A very pleasant sighting was of a mixed group at a water hole (photo above). In a group like this my eyes first fix on the largest animal: the rhino. It was completely caked in mud and was grazing determinedly. We kept this rhino in sight, and it raised its head and sniffed at the air only when our jeep’s engine coughed a little. The baby hog deer was more than six months old, since it also browsed. The two adult deer were both female. The behaviour of hog deer is fairly plastic. When food is plentiful, as it is here, they are fairly solitary, with the males becoming territorial. Encounters between females are peaceful and occur by chance. When food is restricted, the deer do associate, but herding is uncommon.

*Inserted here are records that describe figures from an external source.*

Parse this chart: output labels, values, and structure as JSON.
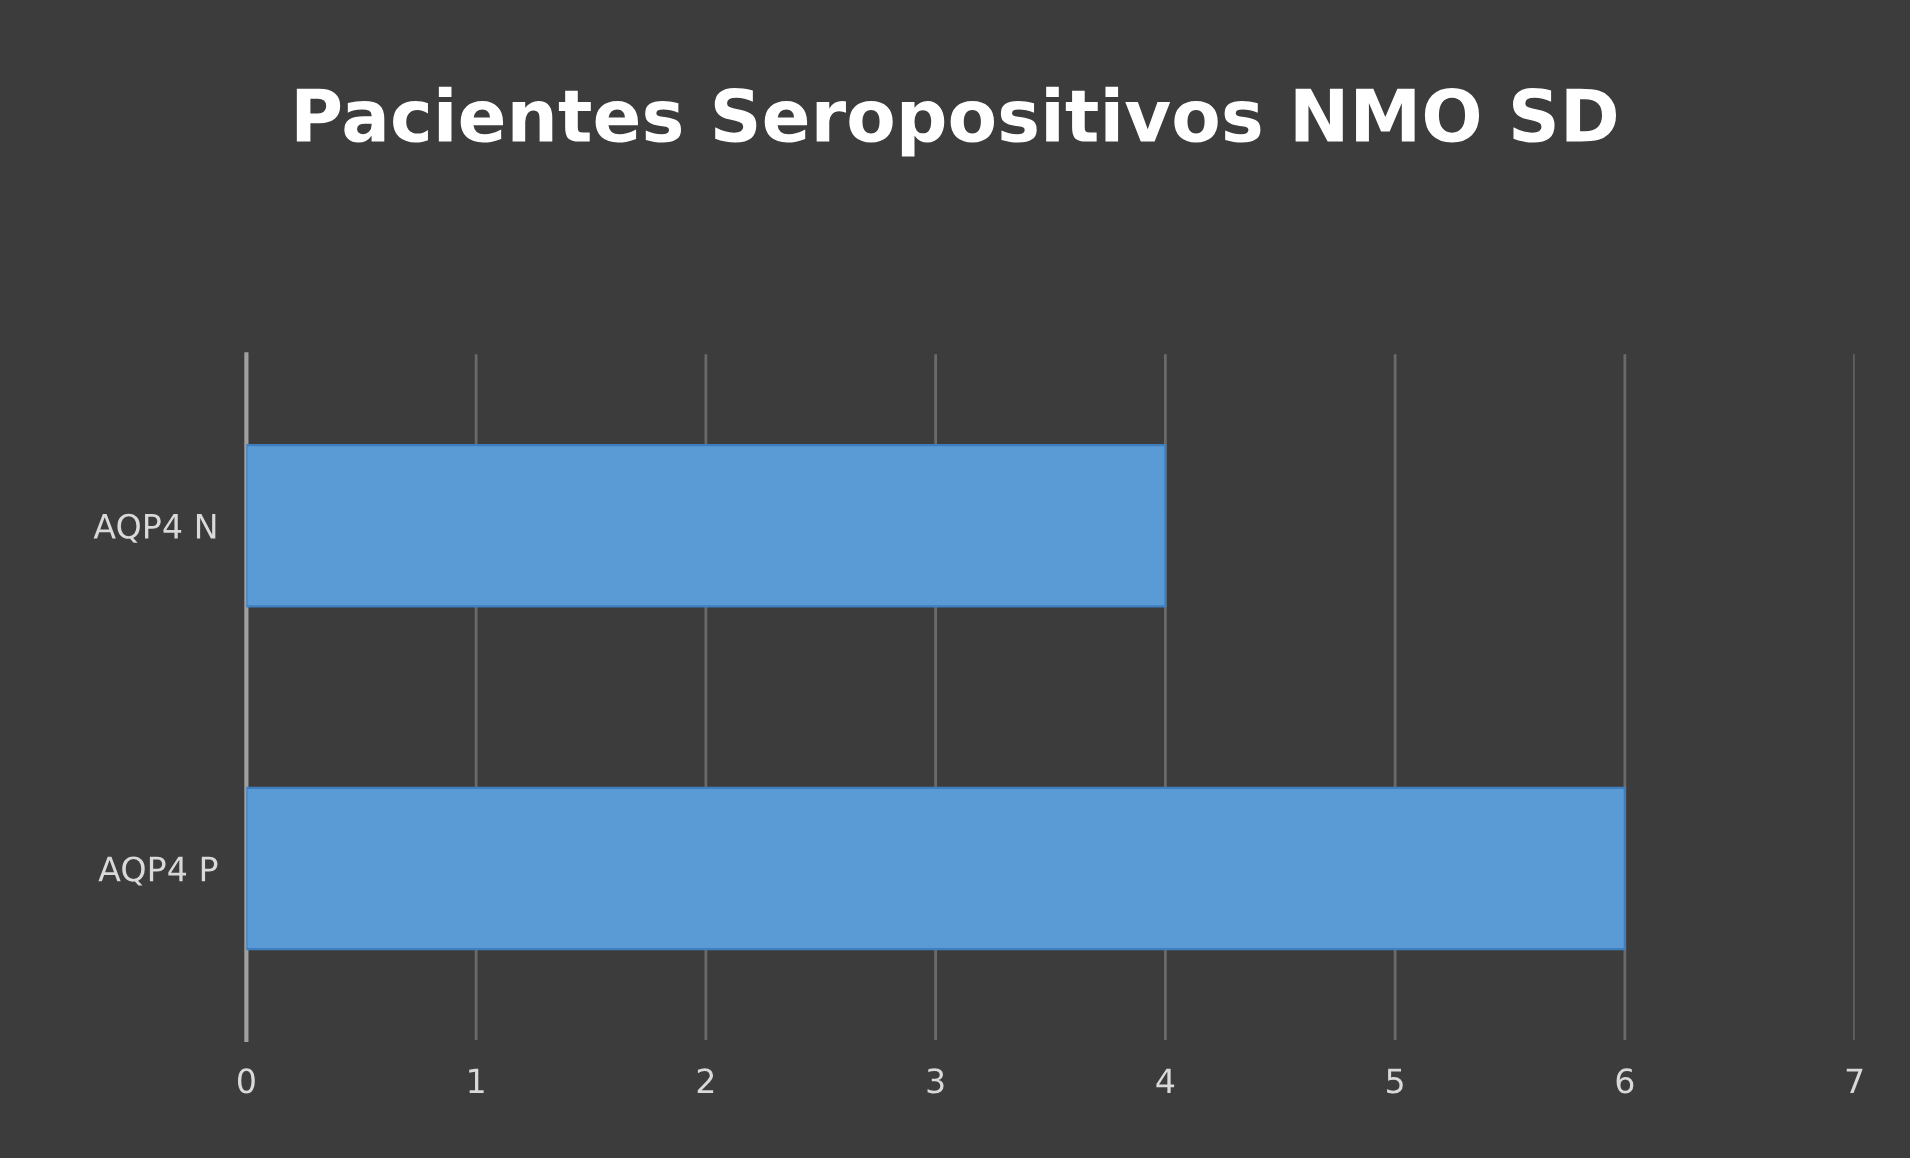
{
  "chart_data": {
    "type": "bar",
    "orientation": "horizontal",
    "title": "Pacientes Seropositivos NMO SD",
    "categories": [
      "AQP4 N",
      "AQP4 P"
    ],
    "values": [
      4,
      6
    ],
    "color": "#5b9bd5",
    "xlim": [
      0,
      7
    ],
    "xticks": [
      0,
      1,
      2,
      3,
      4,
      5,
      6,
      7
    ],
    "grid": "x"
  }
}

The birds in the photo are very interesting. The large one on the right is one of the endangered greater adjutant storks (Leptoptilos dubius). At this distance I could not see the pouch which distinguishes it from the lesser adjutant stork (Leptoptilos javanicus). I had to resort to the secondary distinction, which is that the back feathers of L. dubius are an uniform colour, whereas the L. Javanicus has a lighter and darker shading on the back. Worldwide there are about 1000 of the greater adjutant storks, and Assam is one of the last breeding grounds, since it went extinct in Myanmar and Laos. The vulnerable L. Javanicus fares marginally better, since there are more than 5000 individuals left across Asia. These are among the largest of storks; so large in fact,that at an archaeological site in Vietnam, 6000 years old digging tools made of the bones of L. dubius were found. The nearby egret is barely larger than the bill of the adjutant.

It took me a while to encounter a male hog deer. Here is one: startled, and not quite sure whether to run. The antlers seemed to fork at the end. When I looked through binoculars I could see a nub of a branch lower down, but it was not very well defined. I’m fascinated by the association of birds with grazers. The two great mynas, identifiable by the tuft of feathers over the beak, sit on their backs not only for a better view, but also to jump on insects disturbed by the cropping. I’ve seen this kind of bird behaviour translated to urban settings, where a family of egrets spent a couple of generations following gardeners as they mowed a lawn.

I got a closer look at the antlers when I saw a male hog deer resting under a tree late in the morning. There was a small branch close to the base, with the main branch curving out to fork again at the tip. The difference between this individual and the other probably means that the antlers are slightly variable. Hog deer have disappeared from all of south east Asia in the recent past, except possibly in small patches in Tailand and Myanmar. Little is systematically recorded about it in Pakistan and Bhutan. There are conservation efforts in India and Nepal. I probably saw one of the few stable populations world wide.